L'année 1969 se révèle particulièrement importante pour le sport amateur canadien. Le Comité d'études sur les sports au Canada fait de nombreuses recommandations au gouvernement fédéral, dont plusieurs seront mises en application. La répercussion la plus significative pour les organisations de sport amateur consiste en la mise sur pied du Centre pour les sports et la récréation en 1970, qui sera constitué en 1974 en tant que Centre canadien d'administration du sport et de la condition physique. Aux organismes de sport amateur qui s'installent à Ottawa, le gouvernement fédéral offre en retour le soutien financier pour le personnel directeur et technique, pour les frais de bureau et les services d'une réceptionniste et permet l'utilisation des services du centre à un coût réduit. En 1988, ces services comprennent le graphisme, l'imprimerie, le service postal et d'expédition, les ordinateurs, le matériel audiovisuel et le prêt de personnel. À présent, on trouve 65 groupes de sport amateur à Ottawa, et 19 autres sont affiliés en tant qu'associations non résidentes. Les associations reçoivent de la Direction générale de la condition physique et du sport des subventions pour leur budget annuel fondées sur leurs besoins, leur popularité et leur statut sur le plan de la compétition internationale. L'AOC, la Fédération des sports du Canada, l'Association canadienne des entraîneurs, le Service information-athlètes et la Direction générale de la condition physique et du sport travaillent avec les organisations pour offrir l'un des systèmes les plus complets au monde. La création d'un ministère fédéral de la Condition physique et du Sport amateur atteste l'engagement du gouvernement à appuyer les associations de sport amateur.

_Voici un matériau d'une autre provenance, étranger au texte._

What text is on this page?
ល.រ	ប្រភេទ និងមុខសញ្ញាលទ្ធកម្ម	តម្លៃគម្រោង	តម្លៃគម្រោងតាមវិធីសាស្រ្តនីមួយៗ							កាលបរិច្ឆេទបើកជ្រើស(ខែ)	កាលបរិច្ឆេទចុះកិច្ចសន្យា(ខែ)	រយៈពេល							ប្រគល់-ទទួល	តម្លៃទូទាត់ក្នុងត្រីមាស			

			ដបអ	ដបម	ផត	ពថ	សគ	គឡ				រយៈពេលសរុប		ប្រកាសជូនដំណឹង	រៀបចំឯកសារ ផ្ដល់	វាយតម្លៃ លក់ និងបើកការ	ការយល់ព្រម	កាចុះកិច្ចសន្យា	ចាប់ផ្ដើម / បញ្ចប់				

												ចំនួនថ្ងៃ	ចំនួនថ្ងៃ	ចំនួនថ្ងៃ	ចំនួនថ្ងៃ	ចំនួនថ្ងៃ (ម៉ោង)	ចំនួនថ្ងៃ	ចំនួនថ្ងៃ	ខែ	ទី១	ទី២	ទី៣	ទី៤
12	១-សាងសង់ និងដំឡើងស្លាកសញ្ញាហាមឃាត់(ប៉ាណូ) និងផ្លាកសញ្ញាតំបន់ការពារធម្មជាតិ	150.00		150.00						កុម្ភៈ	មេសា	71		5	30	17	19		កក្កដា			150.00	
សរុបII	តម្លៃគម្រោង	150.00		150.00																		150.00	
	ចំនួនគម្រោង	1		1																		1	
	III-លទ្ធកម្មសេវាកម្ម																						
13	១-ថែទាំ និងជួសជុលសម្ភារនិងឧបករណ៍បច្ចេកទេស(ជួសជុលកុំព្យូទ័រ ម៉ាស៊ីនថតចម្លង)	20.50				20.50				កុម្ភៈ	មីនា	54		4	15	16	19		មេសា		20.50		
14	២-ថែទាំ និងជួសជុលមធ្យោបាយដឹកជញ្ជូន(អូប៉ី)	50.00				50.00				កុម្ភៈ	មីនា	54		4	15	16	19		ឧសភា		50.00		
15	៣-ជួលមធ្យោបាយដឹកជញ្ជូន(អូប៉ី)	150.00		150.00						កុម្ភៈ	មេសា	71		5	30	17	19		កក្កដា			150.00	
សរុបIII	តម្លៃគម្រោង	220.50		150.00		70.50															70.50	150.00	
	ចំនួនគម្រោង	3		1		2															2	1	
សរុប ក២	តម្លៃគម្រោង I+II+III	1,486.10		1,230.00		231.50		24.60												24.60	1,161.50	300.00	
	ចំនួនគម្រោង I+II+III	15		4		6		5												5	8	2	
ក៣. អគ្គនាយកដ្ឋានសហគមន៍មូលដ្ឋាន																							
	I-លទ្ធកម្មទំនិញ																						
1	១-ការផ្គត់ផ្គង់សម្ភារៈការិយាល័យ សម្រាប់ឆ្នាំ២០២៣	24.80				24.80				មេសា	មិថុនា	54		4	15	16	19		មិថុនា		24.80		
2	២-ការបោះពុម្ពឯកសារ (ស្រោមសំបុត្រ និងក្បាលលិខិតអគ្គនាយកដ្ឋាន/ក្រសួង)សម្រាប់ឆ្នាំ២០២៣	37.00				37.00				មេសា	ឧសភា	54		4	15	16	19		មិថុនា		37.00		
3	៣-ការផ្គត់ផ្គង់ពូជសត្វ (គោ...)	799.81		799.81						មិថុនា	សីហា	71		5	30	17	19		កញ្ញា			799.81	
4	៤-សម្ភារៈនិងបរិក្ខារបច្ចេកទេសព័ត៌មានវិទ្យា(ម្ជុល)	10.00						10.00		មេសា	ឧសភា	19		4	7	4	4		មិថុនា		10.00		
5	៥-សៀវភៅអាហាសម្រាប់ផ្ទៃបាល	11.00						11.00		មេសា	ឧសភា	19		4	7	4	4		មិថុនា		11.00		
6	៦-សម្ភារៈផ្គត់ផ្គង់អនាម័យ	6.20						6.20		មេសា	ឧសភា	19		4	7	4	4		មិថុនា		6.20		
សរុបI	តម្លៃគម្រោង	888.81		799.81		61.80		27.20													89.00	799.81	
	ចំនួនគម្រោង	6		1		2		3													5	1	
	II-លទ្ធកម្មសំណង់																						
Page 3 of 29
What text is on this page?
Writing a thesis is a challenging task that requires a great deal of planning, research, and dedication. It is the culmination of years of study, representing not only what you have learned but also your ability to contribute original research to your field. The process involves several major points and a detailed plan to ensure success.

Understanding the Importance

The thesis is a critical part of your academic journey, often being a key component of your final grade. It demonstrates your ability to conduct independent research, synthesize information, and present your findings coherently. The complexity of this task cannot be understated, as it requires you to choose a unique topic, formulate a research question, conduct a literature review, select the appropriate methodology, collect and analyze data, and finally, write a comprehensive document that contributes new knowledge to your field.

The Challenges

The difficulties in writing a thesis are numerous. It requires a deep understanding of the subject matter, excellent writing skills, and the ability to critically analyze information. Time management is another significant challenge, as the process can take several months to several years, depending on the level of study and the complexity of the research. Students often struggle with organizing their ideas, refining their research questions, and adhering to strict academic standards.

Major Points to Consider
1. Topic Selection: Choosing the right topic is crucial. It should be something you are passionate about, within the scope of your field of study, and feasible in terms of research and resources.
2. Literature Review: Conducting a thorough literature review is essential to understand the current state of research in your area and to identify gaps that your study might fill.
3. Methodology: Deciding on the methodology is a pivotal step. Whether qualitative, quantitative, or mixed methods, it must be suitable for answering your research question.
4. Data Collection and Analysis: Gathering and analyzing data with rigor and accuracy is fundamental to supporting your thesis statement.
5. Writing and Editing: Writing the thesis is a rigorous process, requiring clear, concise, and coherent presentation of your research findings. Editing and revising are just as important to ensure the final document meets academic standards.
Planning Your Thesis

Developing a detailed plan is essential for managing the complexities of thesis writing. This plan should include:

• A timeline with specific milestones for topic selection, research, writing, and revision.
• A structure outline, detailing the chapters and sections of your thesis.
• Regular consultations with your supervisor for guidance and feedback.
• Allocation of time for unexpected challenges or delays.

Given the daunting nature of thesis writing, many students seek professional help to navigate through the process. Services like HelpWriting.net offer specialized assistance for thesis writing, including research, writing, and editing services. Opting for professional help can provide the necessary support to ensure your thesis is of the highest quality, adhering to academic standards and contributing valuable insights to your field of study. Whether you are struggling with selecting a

En 2000, grâce à de meilleures communications, les organismes de sport sont encore à Ottawa, mais plusieurs organisations sportives nationales ont décidé de voler de leurs propres ailes et l'on trouve de nombreux sports dans différentes villes. Sport Canada demeure un important partenaire des organisations sportives et « ... encourage l'excellence et le développement du Système sportif canadien... ». L'AOC, l'Association canadienne des entraîneurs et Sport Canada travaillent avec les organisations pour offrir l'un des systèmes les plus complets au monde. Ces organisations ont fortement insisté sur l'importance du marketing, de la commandite et des aspects financiers du sport auprès des associations sportives canadiennes afin que celles-ci deviennent moins dépendantes de l'argent des contribuables.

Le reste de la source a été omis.